L’Unione Europea è l’emblema delle contraddizioni causate dall’avere assunto una filosofia economica di stampo neo-liberista, avendo escluso dal dibattito sia i cittadini, sia gli economisti “critici” che avevano individuato i problemi che si sarebbero generati.
“[…]Sebbene l’euro fosse un progetto politico, la coesione politica -specie attorno al concetto di delega dei poteri dai paesi sovrani all’UE – non è stata sufficiente a creare istituzioni economiche che avrebbero dato alla moneta unica una possibilità di successo.

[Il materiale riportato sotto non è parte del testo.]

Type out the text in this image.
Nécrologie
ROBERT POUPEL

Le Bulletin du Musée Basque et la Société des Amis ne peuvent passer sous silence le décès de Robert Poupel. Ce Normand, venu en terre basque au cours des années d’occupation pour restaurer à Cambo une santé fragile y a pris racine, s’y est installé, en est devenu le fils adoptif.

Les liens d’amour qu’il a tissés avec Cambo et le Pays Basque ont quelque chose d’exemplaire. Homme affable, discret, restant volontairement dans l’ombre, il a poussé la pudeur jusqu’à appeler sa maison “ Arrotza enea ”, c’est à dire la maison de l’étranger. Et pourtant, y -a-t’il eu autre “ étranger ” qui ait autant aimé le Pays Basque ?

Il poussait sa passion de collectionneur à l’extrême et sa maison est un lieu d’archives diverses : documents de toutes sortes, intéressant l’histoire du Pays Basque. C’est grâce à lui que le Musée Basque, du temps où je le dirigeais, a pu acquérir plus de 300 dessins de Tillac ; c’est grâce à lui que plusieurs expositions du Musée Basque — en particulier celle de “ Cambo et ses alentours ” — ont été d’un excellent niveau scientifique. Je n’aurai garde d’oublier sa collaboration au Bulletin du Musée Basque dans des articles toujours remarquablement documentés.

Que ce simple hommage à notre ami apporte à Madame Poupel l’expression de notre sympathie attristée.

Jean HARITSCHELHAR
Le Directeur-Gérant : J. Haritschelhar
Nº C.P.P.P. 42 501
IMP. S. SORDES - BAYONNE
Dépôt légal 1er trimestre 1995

Inoltre i fondatori dell’euro si sono ispirati a un sistema di idee e concetti sul funzionamento dell’economia che, sebbene in voga all’epoca, erano semplicemente sbagliati.
Credevano nei mercati, senza però conoscerne i limiti e ciò che occorre per farli funzionare. La fiducia incrollabile nei mercati viene talvolta definita fondamentalismo o neoliberismo.

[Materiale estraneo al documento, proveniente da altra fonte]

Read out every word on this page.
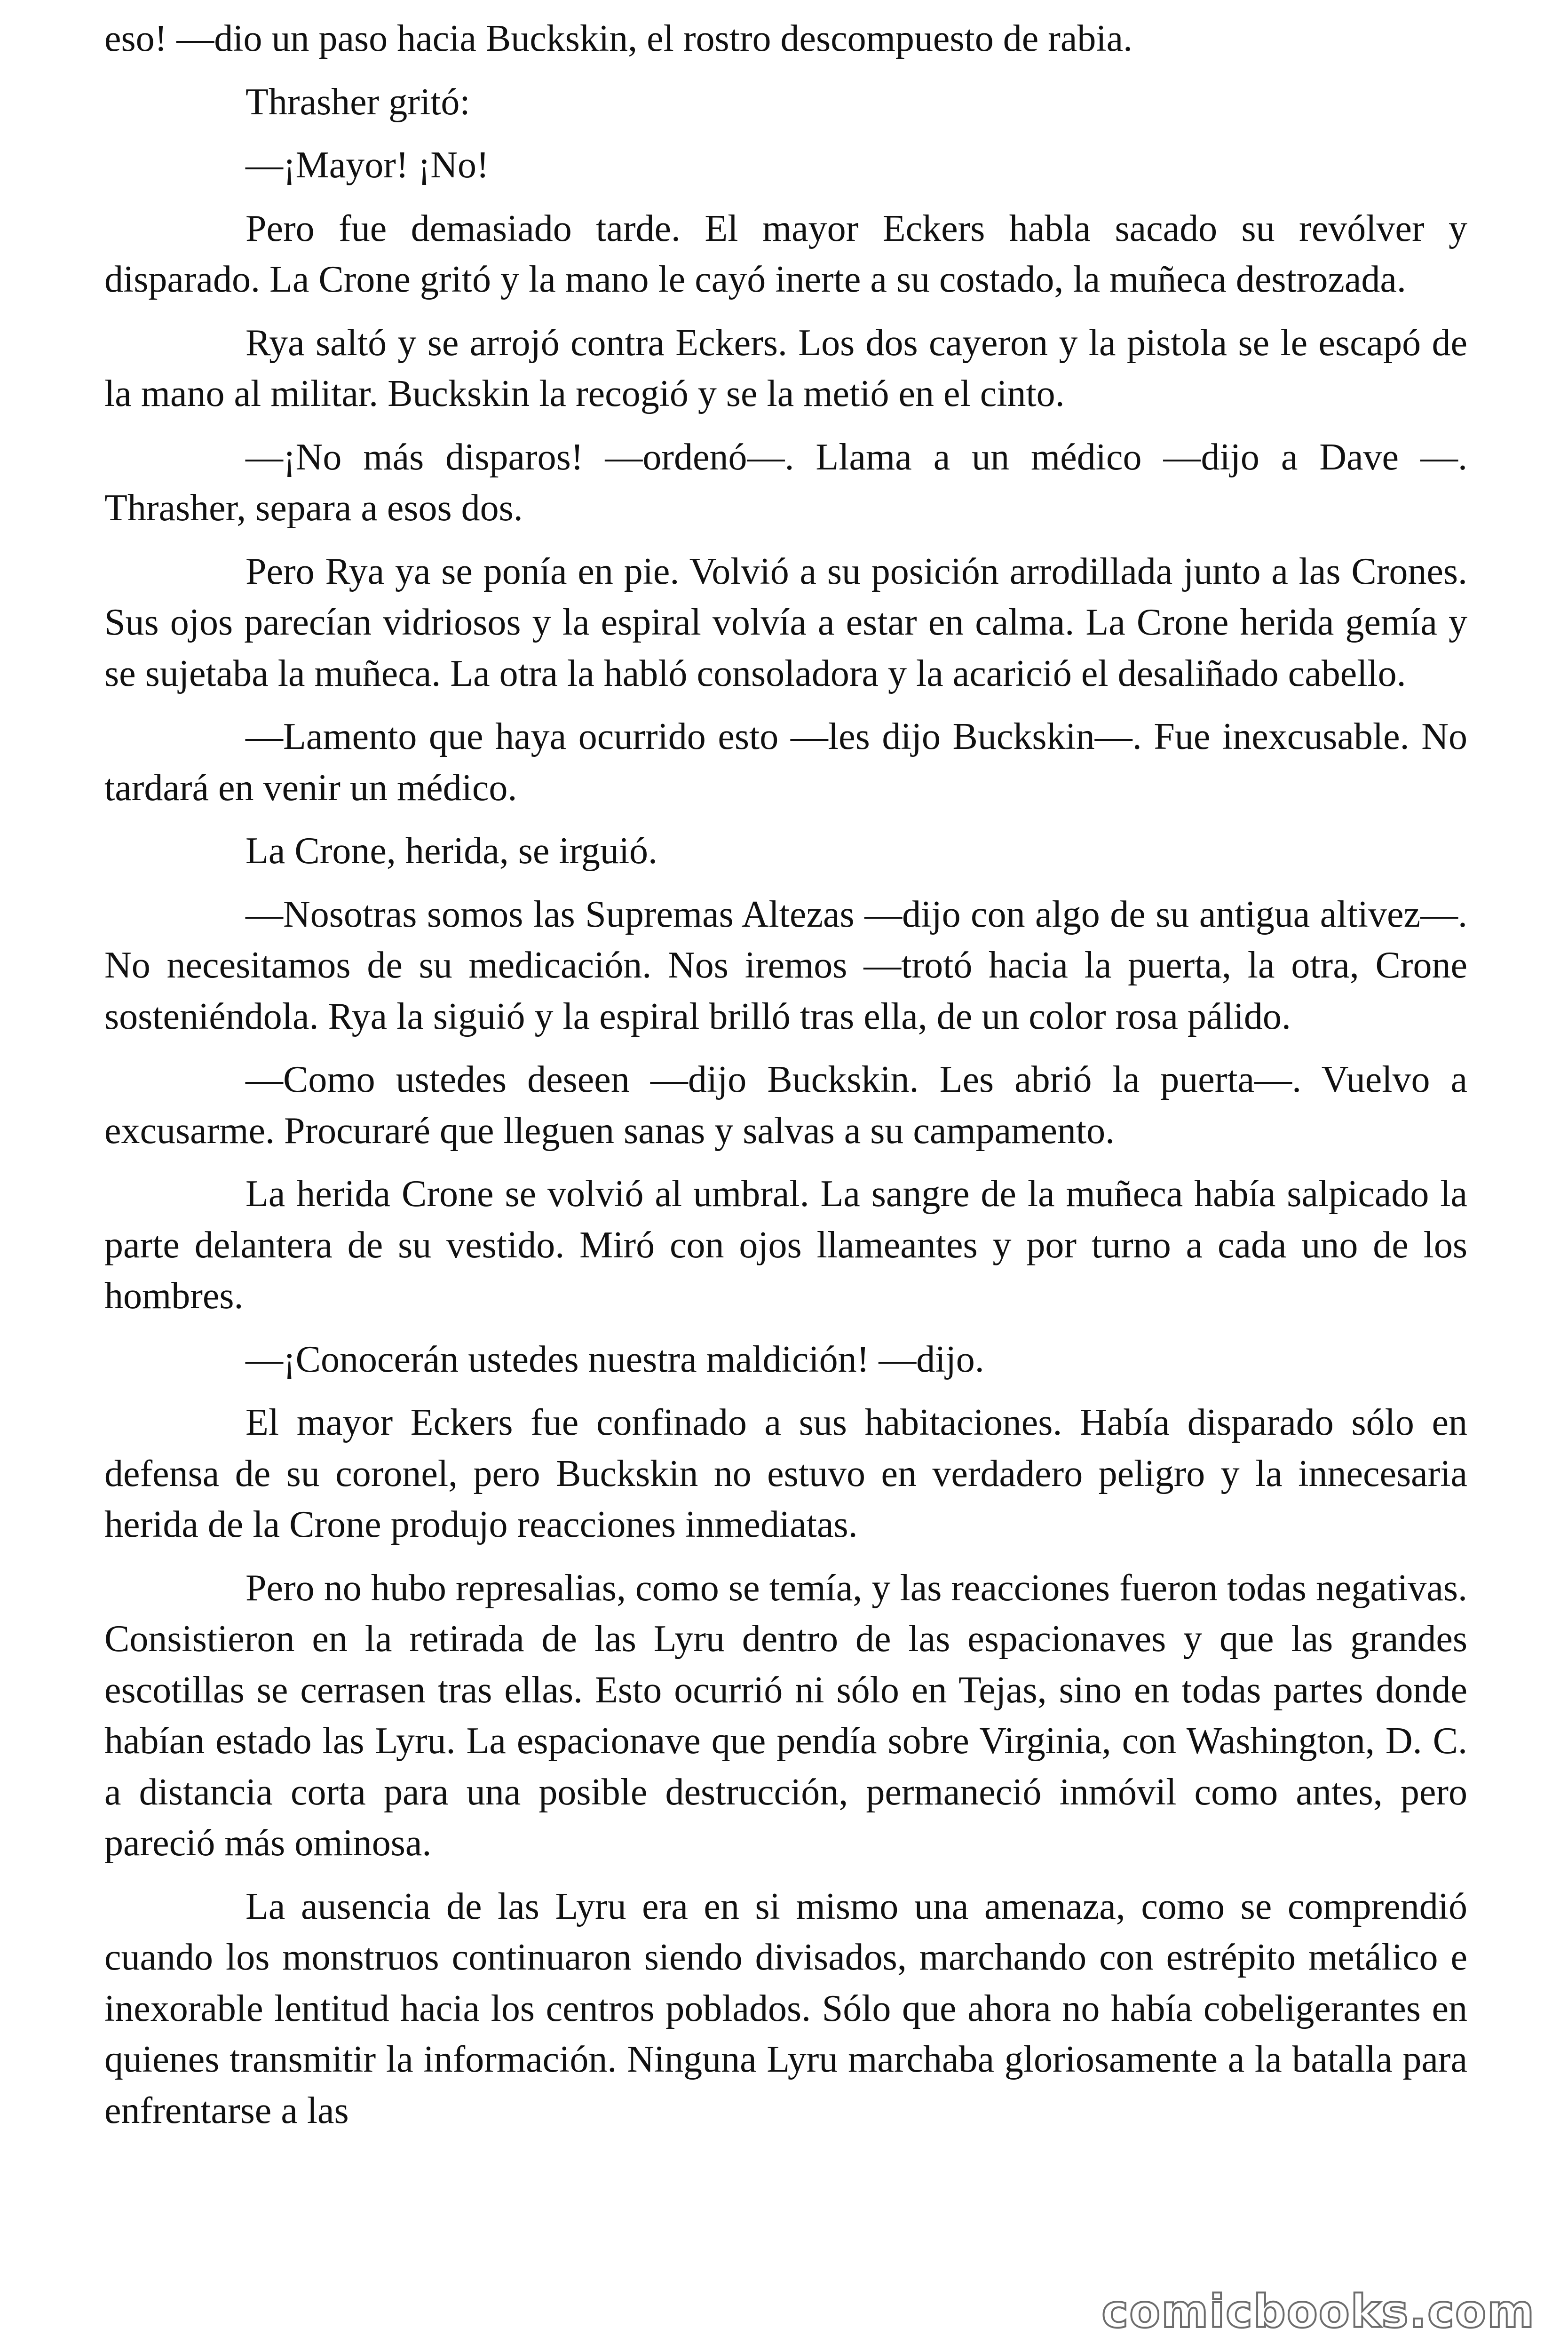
eso! —dio un paso hacia Buckskin, el rostro descompuesto de rabia.

Thrasher gritó:

—¡Mayor! ¡No!

Pero fue demasiado tarde. El mayor Eckers habla sacado su revólver y disparado. La Crone gritó y la mano le cayó inerte a su costado, la muñeca destrozada.

Rya saltó y se arrojó contra Eckers. Los dos cayeron y la pistola se le escapó de la mano al militar. Buckskin la recogió y se la metió en el cinto.

—¡No más disparos! —ordenó—. Llama a un médico —dijo a Dave —. Thrasher, separa a esos dos.

Pero Rya ya se ponía en pie. Volvió a su posición arrodillada junto a las Crones. Sus ojos parecían vidriosos y la espiral volvía a estar en calma. La Crone herida gemía y se sujetaba la muñeca. La otra la habló consoladora y la acarició el desaliñado cabello.

—Lamento que haya ocurrido esto —les dijo Buckskin—. Fue inexcusable. No tardará en venir un médico.

La Crone, herida, se irguió.

—Nosotras somos las Supremas Altezas —dijo con algo de su antigua altivez—. No necesitamos de su medicación. Nos iremos —trotó hacia la puerta, la otra, Crone sosteniéndola. Rya la siguió y la espiral brilló tras ella, de un color rosa pálido.

—Como ustedes deseen —dijo Buckskin. Les abrió la puerta—. Vuelvo a excusarme. Procuraré que lleguen sanas y salvas a su campamento.

La herida Crone se volvió al umbral. La sangre de la muñeca había salpicado la parte delantera de su vestido. Miró con ojos llameantes y por turno a cada uno de los hombres.

—¡Conocerán ustedes nuestra maldición! —dijo.

El mayor Eckers fue confinado a sus habitaciones. Había disparado sólo en defensa de su coronel, pero Buckskin no estuvo en verdadero peligro y la innecesaria herida de la Crone produjo reacciones inmediatas.

Pero no hubo represalias, como se temía, y las reacciones fueron todas negativas. Consistieron en la retirada de las Lyru dentro de las espacionaves y que las grandes escotillas se cerrasen tras ellas. Esto ocurrió ni sólo en Tejas, sino en todas partes donde habían estado las Lyru. La espacionave que pendía sobre Virginia, con Washington, D. C. a distancia corta para una posible destrucción, permaneció inmóvil como antes, pero pareció más ominosa.

La ausencia de las Lyru era en si mismo una amenaza, como se comprendió cuando los monstruos continuaron siendo divisados, marchando con estrépito metálico e inexorable lentitud hacia los centros poblados. Sólo que ahora no había cobeligerantes en quienes transmitir la información. Ninguna Lyru marchaba gloriosamente a la batalla para enfrentarse a las

comicbooks.com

[…] Sebbene quasi ovunque nel mondo il fondamentalismo di mercato sia caduto in discredito, specie all’indomani della crisi finanziaria del 2008, queste idee sopravvivono e continuano a trovare propugnatori in Germania, potenza dominante dell’eurozona. Immuni a qualsiasi prova contraria […] hanno assunto i contorni di un’ideologia. […]” (*)
Oggi il dibattito tra MES, Eurobond, Elicopter Money, è il sintomo di questa illusione. C’è chi vorrebbe proseguire sulla linea della rigidità dei parametri (austerità) per costringere i paesi su binari predefiniti che favoriscono la finanza internazionale e le speculazioni, piuttosto che i cittadini. Invece c’è chi sostiene che, in tempi di recessione, l’austerità aggrava la situazione, se non si permette allo Stato di spendere per stimolare l’economia.

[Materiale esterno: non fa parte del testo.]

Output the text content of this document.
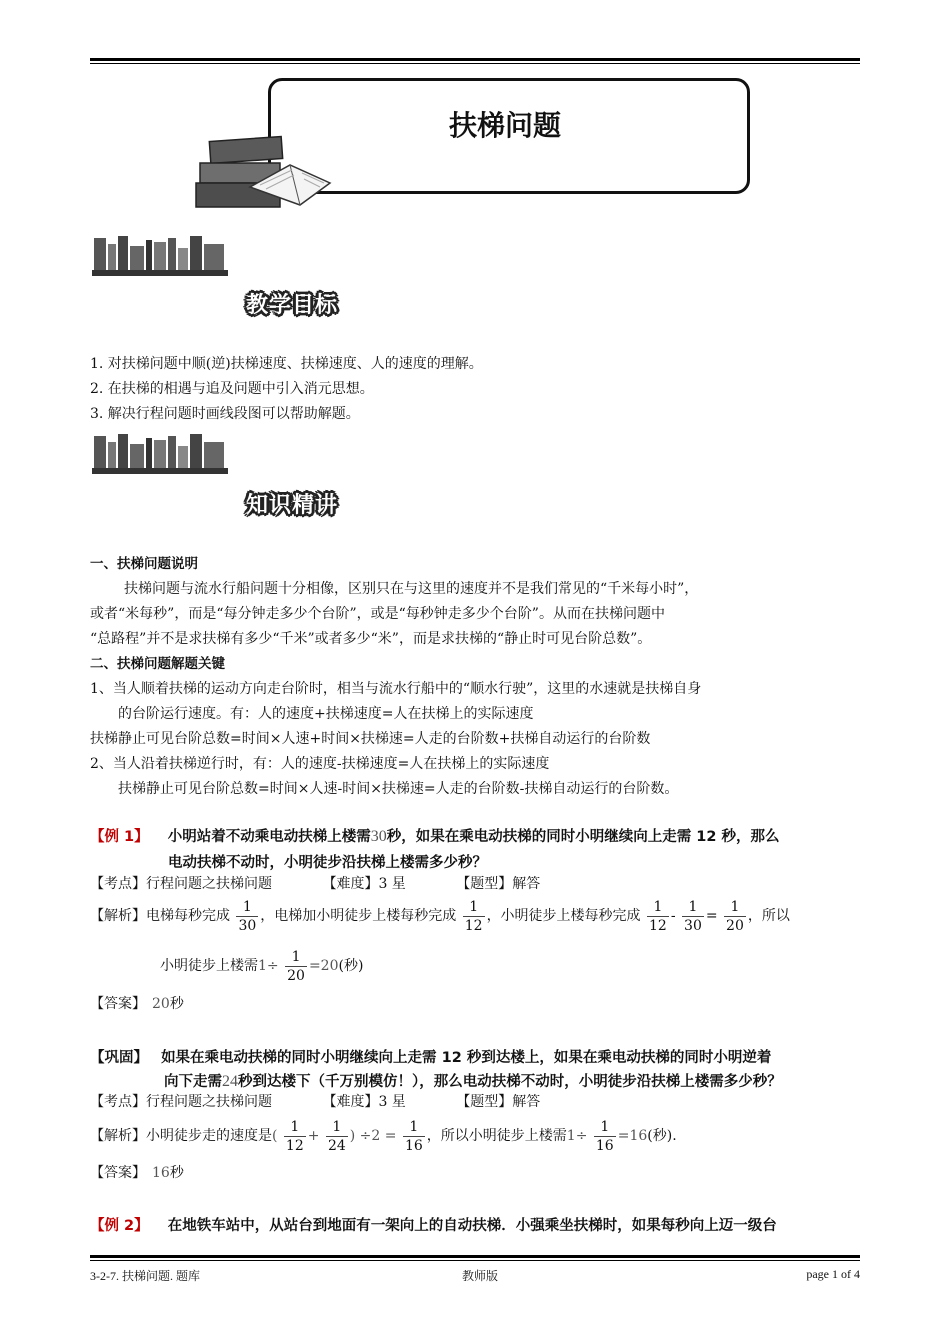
扶梯问题
教学目标
1. 对扶梯问题中顺(逆)扶梯速度、扶梯速度、人的速度的理解。
2. 在扶梯的相遇与追及问题中引入消元思想。
3. 解决行程问题时画线段图可以帮助解题。
知识精讲
一、扶梯问题说明
扶梯问题与流水行船问题十分相像，区别只在与这里的速度并不是我们常见的“千米每小时”，
或者“米每秒”，而是“每分钟走多少个台阶”，或是“每秒钟走多少个台阶”。从而在扶梯问题中
“总路程”并不是求扶梯有多少“千米”或者多少“米”，而是求扶梯的“静止时可见台阶总数”。
二、扶梯问题解题关键
1、当人顺着扶梯的运动方向走台阶时，相当与流水行船中的“顺水行驶”，这里的水速就是扶梯自身
的台阶运行速度。有：人的速度+扶梯速度=人在扶梯上的实际速度
扶梯静止可见台阶总数=时间×人速+时间×扶梯速=人走的台阶数+扶梯自动运行的台阶数
2、当人沿着扶梯逆行时，有：人的速度-扶梯速度=人在扶梯上的实际速度
扶梯静止可见台阶总数=时间×人速-时间×扶梯速=人走的台阶数-扶梯自动运行的台阶数。
【例 1】 小明站着不动乘电动扶梯上楼需30秒，如果在乘电动扶梯的同时小明继续向上走需 12 秒，那么
电动扶梯不动时，小明徒步沿扶梯上楼需多少秒？
【考点】行程问题之扶梯问题	【难度】3 星	【题型】解答
【解析】电梯每秒完成 $\frac{1}{30}$ ，电梯加小明徒步上楼每秒完成 $\frac{1}{12}$ ，小明徒步上楼每秒完成 $\frac{1}{12} - \frac{1}{30} = \frac{1}{20}$ ，所以
小明徒步上楼需$1\div \frac{1}{20} =20$(秒)
【答案】 20秒
【巩固】 如果在乘电动扶梯的同时小明继续向上走需 12 秒到达楼上，如果在乘电动扶梯的同时小明逆着
向下走需24秒到达楼下（千万别模仿！），那么电动扶梯不动时，小明徒步沿扶梯上楼需多少秒？
【考点】行程问题之扶梯问题	【难度】3 星	【题型】解答
【解析】小明徒步走的速度是( $\frac{1}{12} + \frac{1}{24}$ ) $\div 2 = \frac{1}{16}$ ，所以小明徒步上楼需$1\div \frac{1}{16} =16$(秒).
【答案】 16秒
【例 2】 在地铁车站中，从站台到地面有一架向上的自动扶梯．小强乘坐扶梯时，如果每秒向上迈一级台
3-2-7. 扶梯问题. 题库	教师版	page 1 of 4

Il caso dell’Italia è emblematico: da 25 anni il paese è in ‘avanzo primario’, ovvero spende meno (per i servizi, il welfare, gli stipendi, le pensioni, i contribuiti) di quanto incassa. E sappiamo quanta diminuzione nei servizi questo ha comportato: abbiamo sotto gli occhi gli effetti devastanti che l’austerity (e le privatizzazioni) hanno prodotto sul Sistema Sanitario Nazionale.
L’avanzo primario (Spese – Tasse) viene completamente assorbito dagli interessi passivi sul Debito Pubblico. Quindi tutti i “nostri” sacrifici vengono ingoiati dal sistema finanziario, anche se parte di questi interessi tornano nelle tasche di cittadini italiani che detengono titoli di stato.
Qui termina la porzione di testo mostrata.